潤んだ瞳で俺の目を見つめながら、小さな声でそう言う彼女。
可愛くて可愛くて仕方がない。


「言えるじゃん。」

「…っ…限界よ。」

「あー…本当に可愛いね。可愛すぎて…色々我慢できそうにないな、俺。」

「え?」

「もう1回…キス…してもいい?」

「へっ?」

「イエス以外は受け付けないけど。」

「そんなっ…。」

「…嫌?」

「嫌…じゃないけど…。」


それっていいってことだろ?と勝手な解釈をして、再び唇を重ねた。
今度は…さっきよりも長く。
唇を離すと、また彼女と目が合う。その瞳は当然ながら潤んでる。


「こんなに強引な人だって…知らなかったわ。」

「…約束を守るために…抑えてたからね。見せなかっただけ。
自分でも知らなかったけど…俺って結構独占欲強いみたい。
だって今…。」

「?」

「香織を腕から離したくないから。ずっとこうしていたいって…思うから。
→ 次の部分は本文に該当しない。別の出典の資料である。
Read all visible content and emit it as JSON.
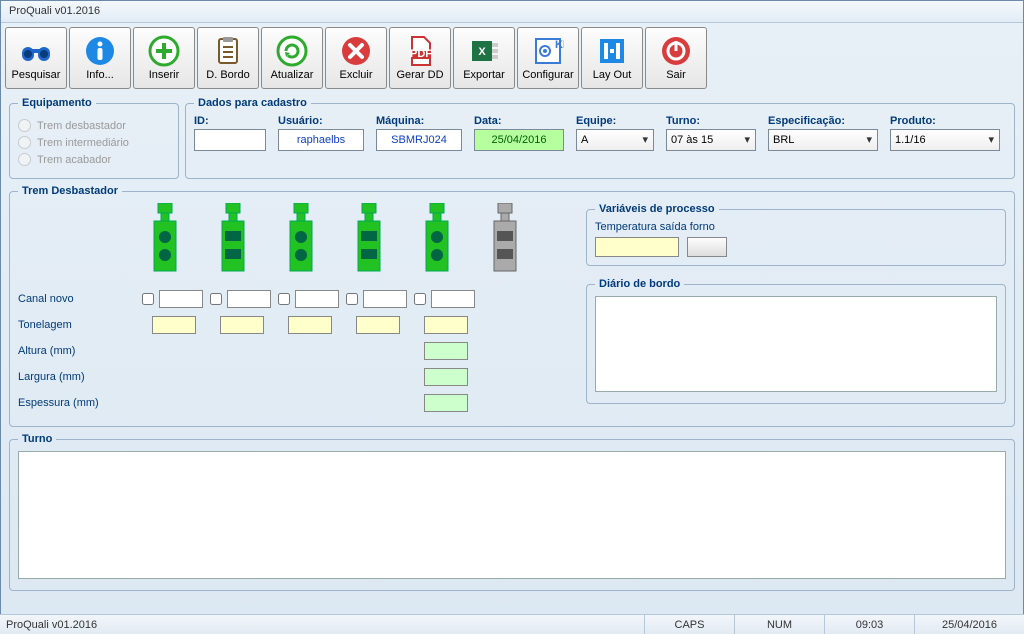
{
  "title": "ProQuali v01.2016",
  "toolbar": [
    {
      "name": "pesquisar",
      "label": "Pesquisar"
    },
    {
      "name": "info",
      "label": "Info..."
    },
    {
      "name": "inserir",
      "label": "Inserir"
    },
    {
      "name": "dbordo",
      "label": "D. Bordo"
    },
    {
      "name": "atualizar",
      "label": "Atualizar"
    },
    {
      "name": "excluir",
      "label": "Excluir"
    },
    {
      "name": "gerardd",
      "label": "Gerar DD"
    },
    {
      "name": "exportar",
      "label": "Exportar"
    },
    {
      "name": "configurar",
      "label": "Configurar"
    },
    {
      "name": "layout",
      "label": "Lay Out"
    },
    {
      "name": "sair",
      "label": "Sair"
    }
  ],
  "equip": {
    "legend": "Equipamento",
    "r1": "Trem desbastador",
    "r2": "Trem intermediário",
    "r3": "Trem acabador"
  },
  "dados": {
    "legend": "Dados para cadastro",
    "id": {
      "label": "ID:",
      "value": ""
    },
    "usuario": {
      "label": "Usuário:",
      "value": "raphaelbs"
    },
    "maquina": {
      "label": "Máquina:",
      "value": "SBMRJ024"
    },
    "data": {
      "label": "Data:",
      "value": "25/04/2016"
    },
    "equipe": {
      "label": "Equipe:",
      "value": "A"
    },
    "turno": {
      "label": "Turno:",
      "value": "07 às 15"
    },
    "espec": {
      "label": "Especificação:",
      "value": "BRL"
    },
    "produto": {
      "label": "Produto:",
      "value": "1.1/16"
    }
  },
  "trem": {
    "legend": "Trem Desbastador",
    "rows": {
      "canal": "Canal novo",
      "ton": "Tonelagem",
      "alt": "Altura (mm)",
      "larg": "Largura (mm)",
      "esp": "Espessura (mm)"
    },
    "vars": {
      "legend": "Variáveis de processo",
      "templabel": "Temperatura saída forno"
    },
    "diario": {
      "legend": "Diário de bordo"
    }
  },
  "turno": {
    "legend": "Turno"
  },
  "status": {
    "app": "ProQuali v01.2016",
    "caps": "CAPS",
    "num": "NUM",
    "time": "09:03",
    "date": "25/04/2016"
  }
}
」


もう俺は空っぽなんかじゃない。
彼女が…満たしてくれた。俺の全てを、全部。


「こんな王子様…
みんなが知ったらびっくりされてしまうわね。」

「別にみんなが知ることはないからいいんじゃない?
俺はもう…香織の王子様だし。」

「私は…お姫様ってガラじゃないわ。」

「そんなことないよ?
香織は俺だけのお姫様。」


そして俺は彼女の頬にキスをした。